With Ronald Reagan as the figurehead for laissez-faire economics and his famous line that "government is the problem," the neoconservative movement was able to capture and hold on to a sentiment that is easy to manipulate. Communism, in any of its forms, is what happens when the government steps in where it shouldn't. Government will take away your hard-earned money and give it to some welfare mom who should get off the pipe and get a job. Get rid of government, and let the free market make as much money as it can; everyone will benefit! But if you let the government look after you, it'll insinuate itself into every aspect of your life. If you let the government handle your healthcare, it won't be long before the government can deny a treatment you need. If you let the government help you, then you'll become dependent on it for any and all things.
With that creed, neoconservatives were able to simultaneously demonize government oversight and social programs by linking it to dictatorial communism.

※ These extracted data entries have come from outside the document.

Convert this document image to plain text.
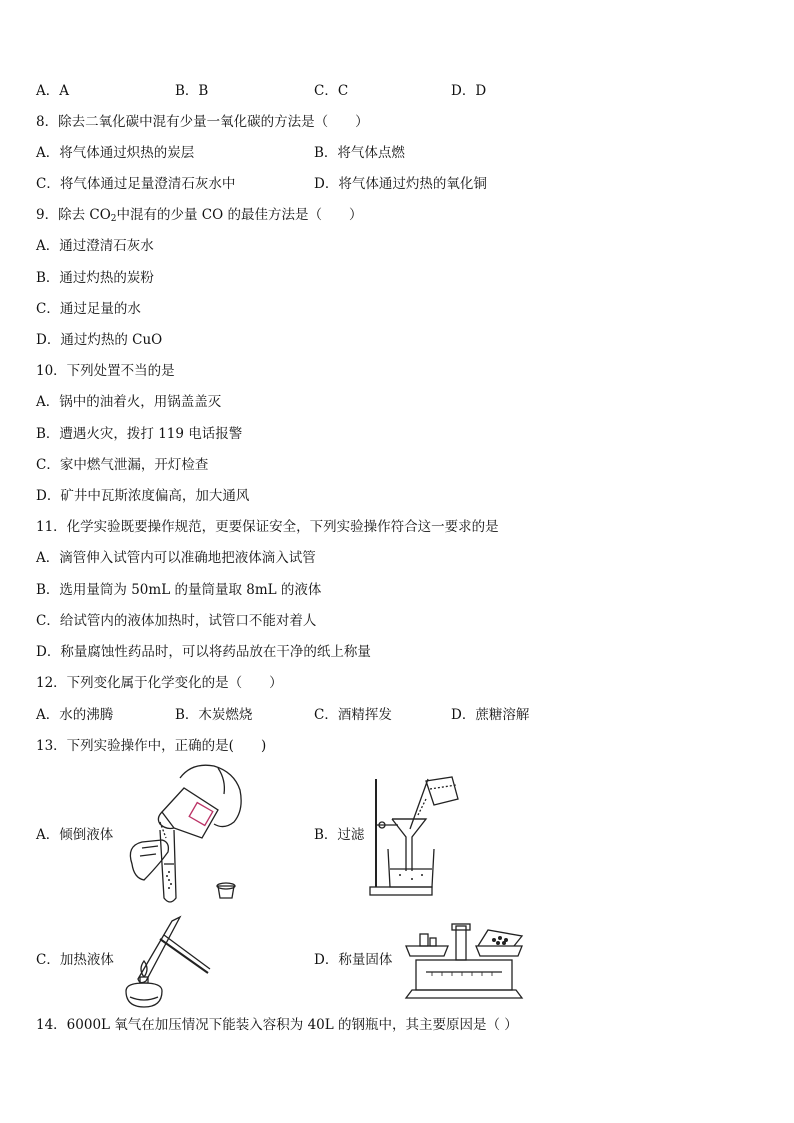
A．A	B．B	C．C	D．D
8．除去二氧化碳中混有少量一氧化碳的方法是（　　）
A．将气体通过炽热的炭层	B．将气体点燃
C．将气体通过足量澄清石灰水中	D．将气体通过灼热的氧化铜
9．除去 $CO_2$中混有的少量 CO 的最佳方法是（　　）
A．通过澄清石灰水
B．通过灼热的炭粉
C．通过足量的水
D．通过灼热的 CuO
10．下列处置不当的是
A．锅中的油着火，用锅盖盖灭
B．遭遇火灾，拨打 119 电话报警
C．家中燃气泄漏，开灯检查
D．矿井中瓦斯浓度偏高，加大通风
11．化学实验既要操作规范，更要保证安全，下列实验操作符合这一要求的是
A．滴管伸入试管内可以准确地把液体滴入试管
B．选用量筒为 50mL 的量筒量取 8mL 的液体
C．给试管内的液体加热时，试管口不能对着人
D．称量腐蚀性药品时，可以将药品放在干净的纸上称量
12．下列变化属于化学变化的是（　　）
A．水的沸腾	B．木炭燃烧	C．酒精挥发	D．蔗糖溶解
13．下列实验操作中，正确的是(　　)
A．倾倒液体	B．过滤
C．加热液体	D．称量固体
14．6000L 氧气在加压情况下能装入容积为 40L 的钢瓶中，其主要原因是（ ）
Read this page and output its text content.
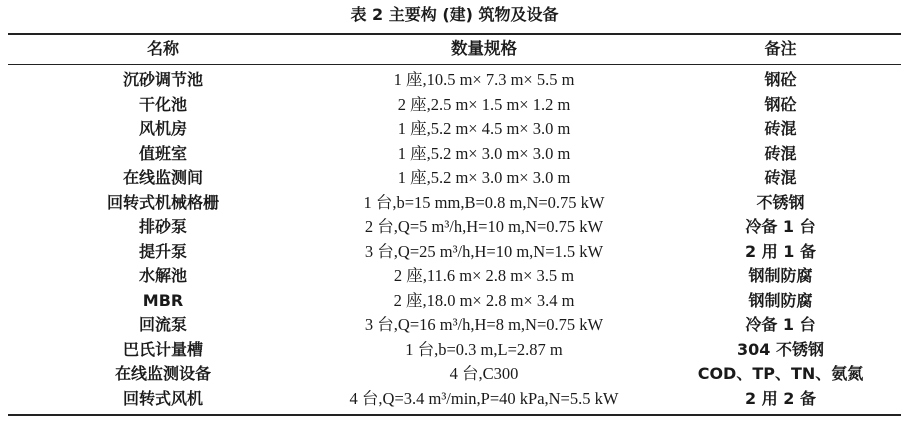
表 2 主要构 (建) 筑物及设备
名称	数量规格	备注
沉砂调节池	1 座,10.5 m× 7.3 m× 5.5 m	钢砼
干化池	2 座,2.5 m× 1.5 m× 1.2 m	钢砼
风机房	1 座,5.2 m× 4.5 m× 3.0 m	砖混
值班室	1 座,5.2 m× 3.0 m× 3.0 m	砖混
在线监测间	1 座,5.2 m× 3.0 m× 3.0 m	砖混
回转式机械格栅	1 台,b=15 mm,B=0.8 m,N=0.75 kW	不锈钢
排砂泵	2 台,Q=5 m³/h,H=10 m,N=0.75 kW	冷备 1 台
提升泵	3 台,Q=25 m³/h,H=10 m,N=1.5 kW	2 用 1 备
水解池	2 座,11.6 m× 2.8 m× 3.5 m	钢制防腐
MBR	2 座,18.0 m× 2.8 m× 3.4 m	钢制防腐
回流泵	3 台,Q=16 m³/h,H=8 m,N=0.75 kW	冷备 1 台
巴氏计量槽	1 台,b=0.3 m,L=2.87 m	304 不锈钢
在线监测设备	4 台,C300	COD、TP、TN、氨氮
回转式风机	4 台,Q=3.4 m³/min,P=40 kPa,N=5.5 kW	2 用 2 备
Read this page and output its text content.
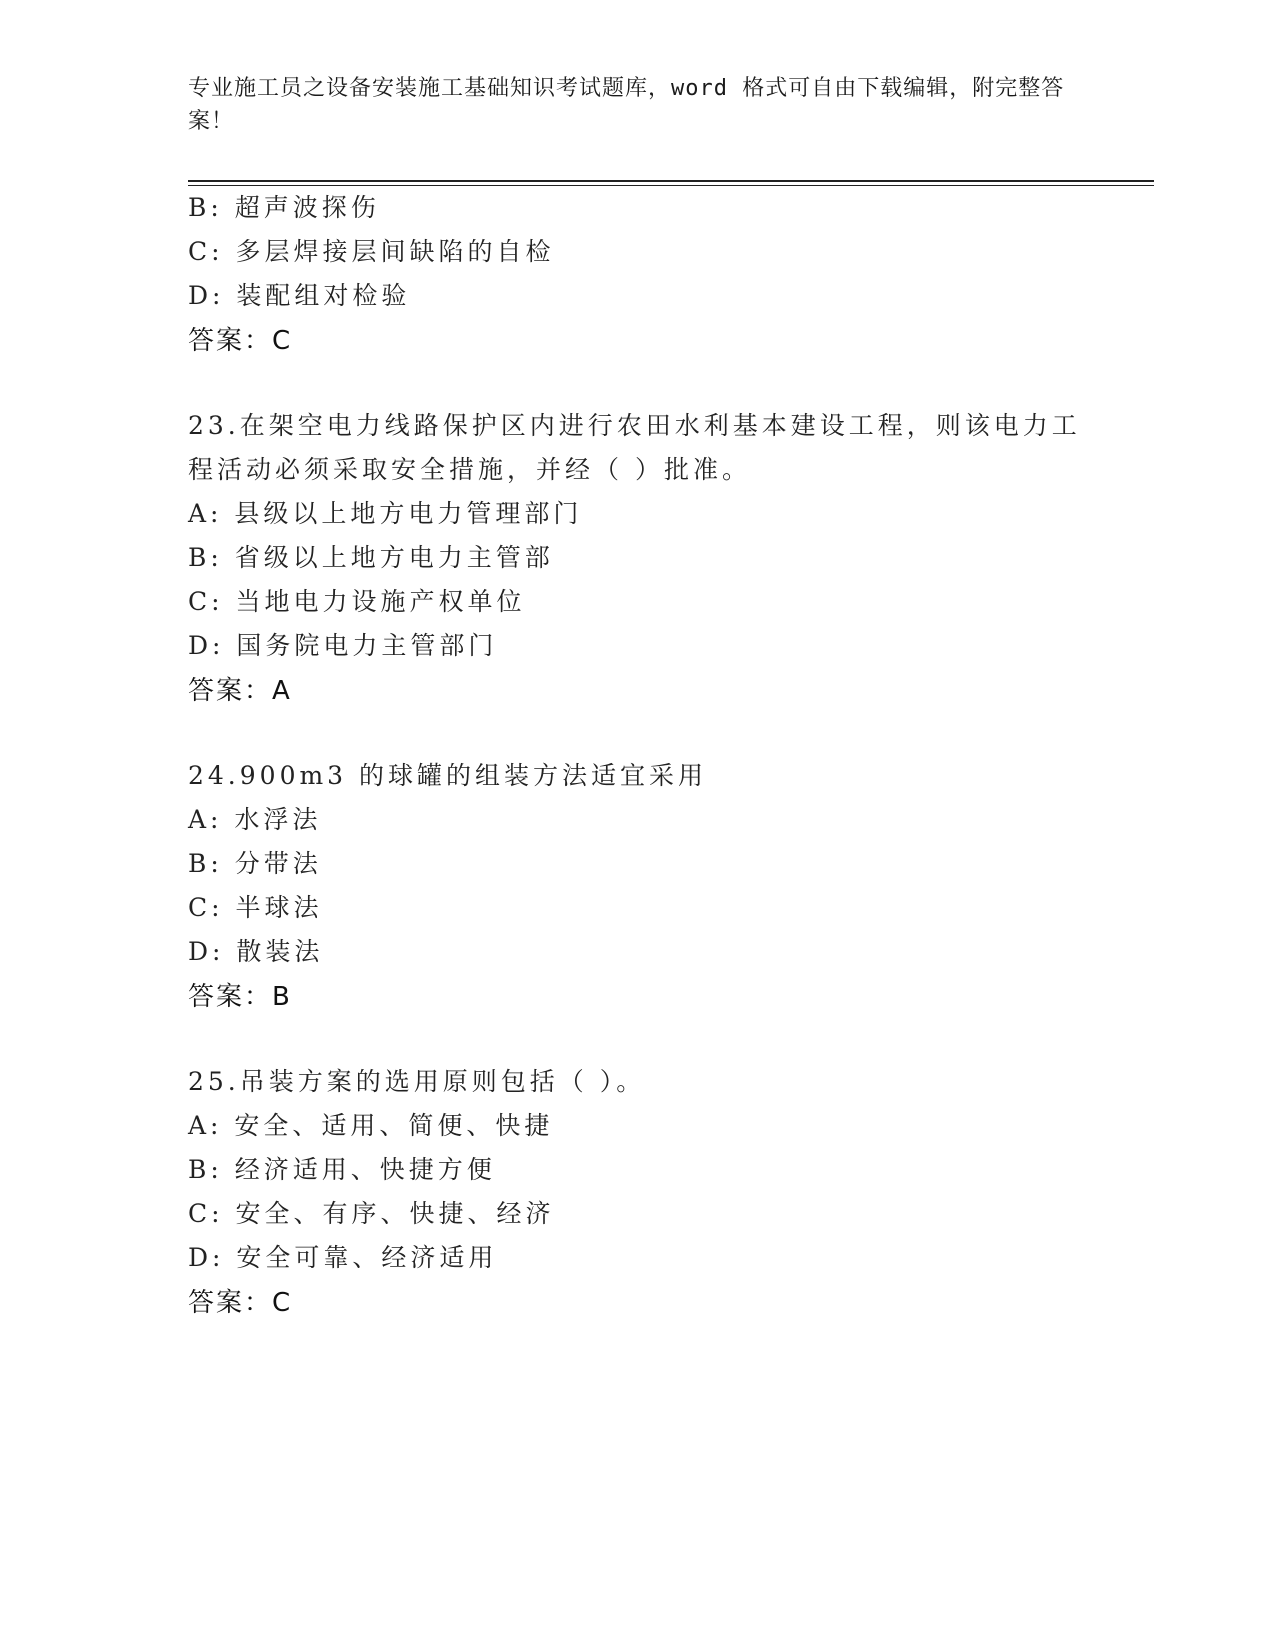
专业施工员之设备安装施工基础知识考试题库，word 格式可自由下载编辑，附完整答案！
B: 超声波探伤
C: 多层焊接层间缺陷的自检
D: 装配组对检验
答案：C
23.在架空电力线路保护区内进行农田水利基本建设工程，则该电力工
程活动必须采取安全措施，并经（ ）批准。
A: 县级以上地方电力管理部门
B: 省级以上地方电力主管部
C: 当地电力设施产权单位
D: 国务院电力主管部门
答案：A
24.900m3 的球罐的组装方法适宜采用
A: 水浮法
B: 分带法
C: 半球法
D: 散装法
答案：B
25.吊装方案的选用原则包括（ ）。
A: 安全、适用、简便、快捷
B: 经济适用、快捷方便
C: 安全、有序、快捷、经济
D: 安全可靠、经济适用
答案：C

Deregulation allowed for corporations to do what they would. Tax cuts reduced the flow of capital into the federal government, and the budget deficit skyrocketed. Yet, even Presidents Reagan and George H.W. Bush realized that some money had to come into the federal coffers, so those either taxes were raised (Reagan), or reinstated (Bush). After the Clinton Administration's bipartisan effort balanced the federal budget (leaving a surplus), President George W. Bush gave it back to the American people, cut taxes, gave tax breaks, and we all lived happily ever after. (Due to my involvement in the U.S. military, I am hesitant to publish my unabridged opinions of our current president and his administration, lest I become a target of government reprisal.)
Many in America are still easily manipulated by the fear of communism, as if socialized medicine is a slippery slope to the GULAG or a one-child only policy. Yet when the government hands out bailouts to companies like Bears Stearn or AIG, the seeming hypocrisy of the government goes unnoticed. Why? Because businessmen who make money are not the enemy: they are the backbone of the American capitalist spirit that made the United States number one. They're not the welfare mom on crack who has babies to con U.S. taxpayers out of their hard-earned money. An attack on the American businessman is an attack on capitalism, and an attack on capitalism is an attack on America.
This is why many Americans will continue to support Republicans and neoconservatives, even as some are willing to criticize the bailouts. It's much easier to understand and hate an individual with whom you don't want to associate yourself (a welfare mom) than with someone who has taken advantage of the very regulatory system that he helped tear down.